The same night that the Bases law was approved in the Senate, the Milei government published the “Railway Emergency” decree, where retained funds are released to be used in infrastructure and operational security. One trillion, two hundred and ninety-three thousand, seven hundred and eighty million pesos ($1,293,780,000,000) seeking to put the State in debt to improve the service, so that the private sector can take it without putting in a peso.
If we were already doing badly with the previous governments, the train crash in San Martín a month ago highlighted the seriousness of the brutal adjustment that the Milei government is carrying out in the railway, where nearly 90% of the budget was cut. . Once privatization is enabled, they release the retained funds to advance the restructuring necessary for privatization, and in the process they bail out the private freight concessionaires and Metrovías and Ferrovías.
With the workers and the announced layoff plan, the decree is very broad: if necessary, it includes a possible labor reform agreed upon with the unions since it states, among other issues: “the adaptation of the working conditions of its workers through negotiations with the union representations with scope of action in the sector and other issues that are considered pertinent for the purposes of reversing the emergency situation.” A whole generality where the thousands of layoffs that they say they need to do could be framed in this.
With outsourced companies it is more specific: Both the Ministry of Transportation and the railway companies “may nullify the contracting procedures” that “were not perfected and the contracts that did not have a beginning of execution, as well as provide, for reasons of “emergency, renegotiation or, where appropriate, termination of contracts of any type, within the guidelines established by this decree.” Last week the layoffs began at MCM del Roca, that is, of those who carry out the task of brigade members.

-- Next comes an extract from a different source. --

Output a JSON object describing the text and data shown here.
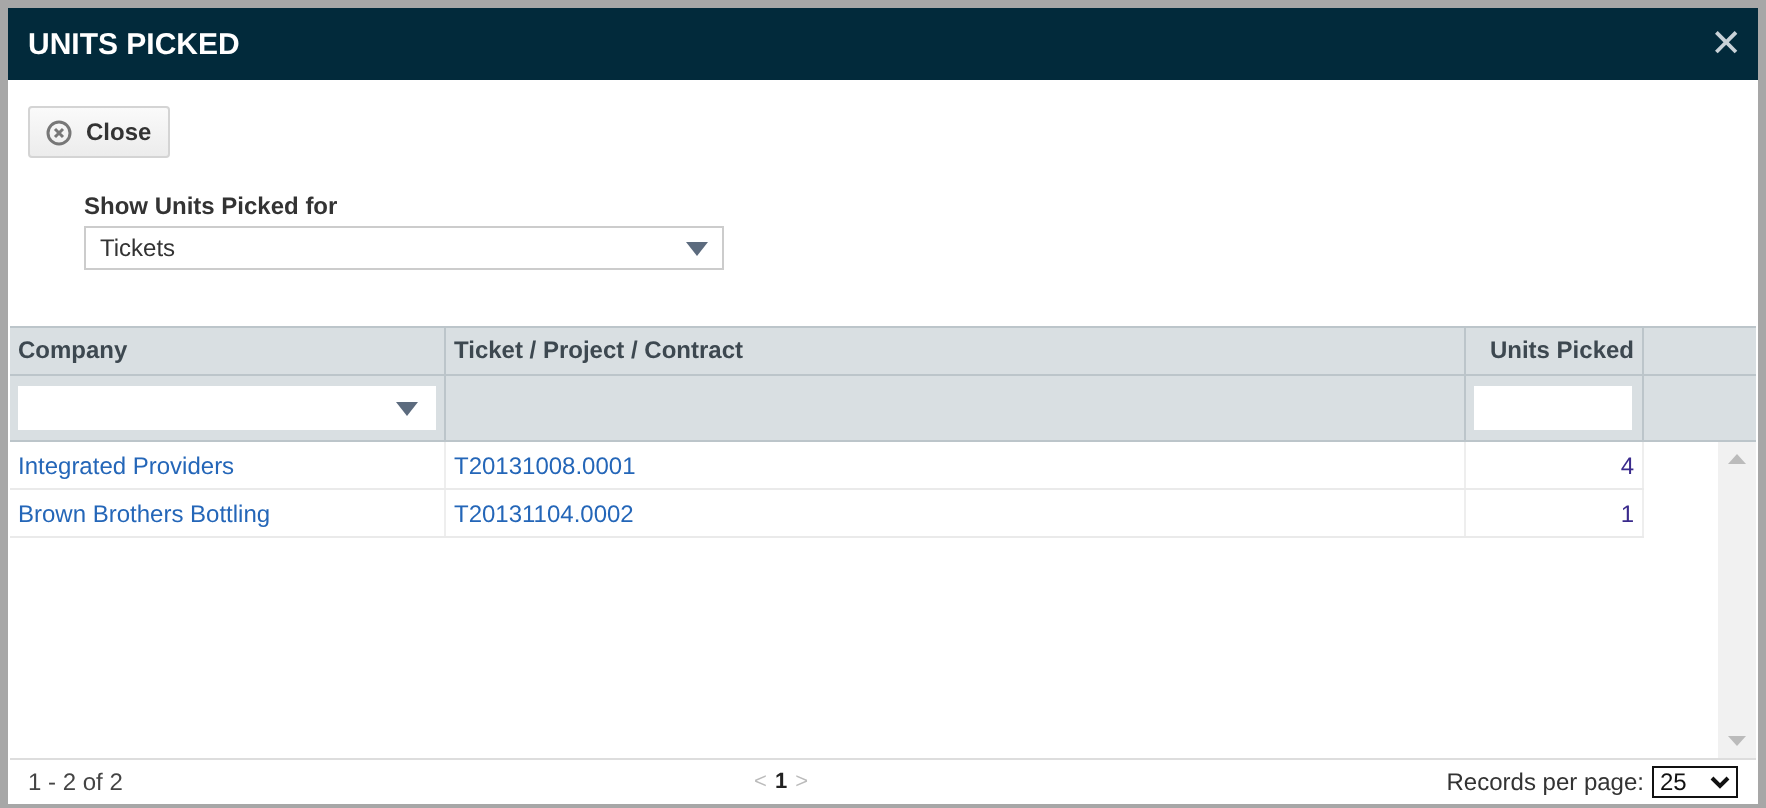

The height of complicity with the privatization plan was taken by the railway unions: in a circular signed by the Railway Union, ASFA and APDFA celebrated the Government decree as a triumph for the amount of money allocated, without saying a word about the vote of the Bases law and the possibility of privatization voted, nor how we prepare to face the adjustment.
They should have called assemblies and organized a plan of struggle, starting with calling to stop and mobilize on the day the law was voted, as the opposition groups and also the Body of Delegates and the Western Section of the UF did. They celebrate a “railway emergency” decree instead of rejecting the war plan that they are preparing with thousands of layoffs and closure of branches, tariffs and not an essential service for millions of users.
Once privatization has been voted, there is no other way than to organize and prepare the fight against the layoffs that are going to come sooner rather than later.
If the railway unions say they want to defend the railways, let them call assemblies to defend the salary that is completely liquefied by inflation, to say that we are not going to accept any dismissals and that we reject any attempt to hand over the railways to private hands, which, as we know, is a huge tariff for users, layoffs for railway workers and a great business for businessmen, to whom the lives of workers do not care at all, as was seen a few years ago in the Once Massacre.
There is another way out, which is to put the railways at the service of popular users by creating a single state company where the railway workers themselves, together with committees of popular users, are the ones who plan and control the needs of the service.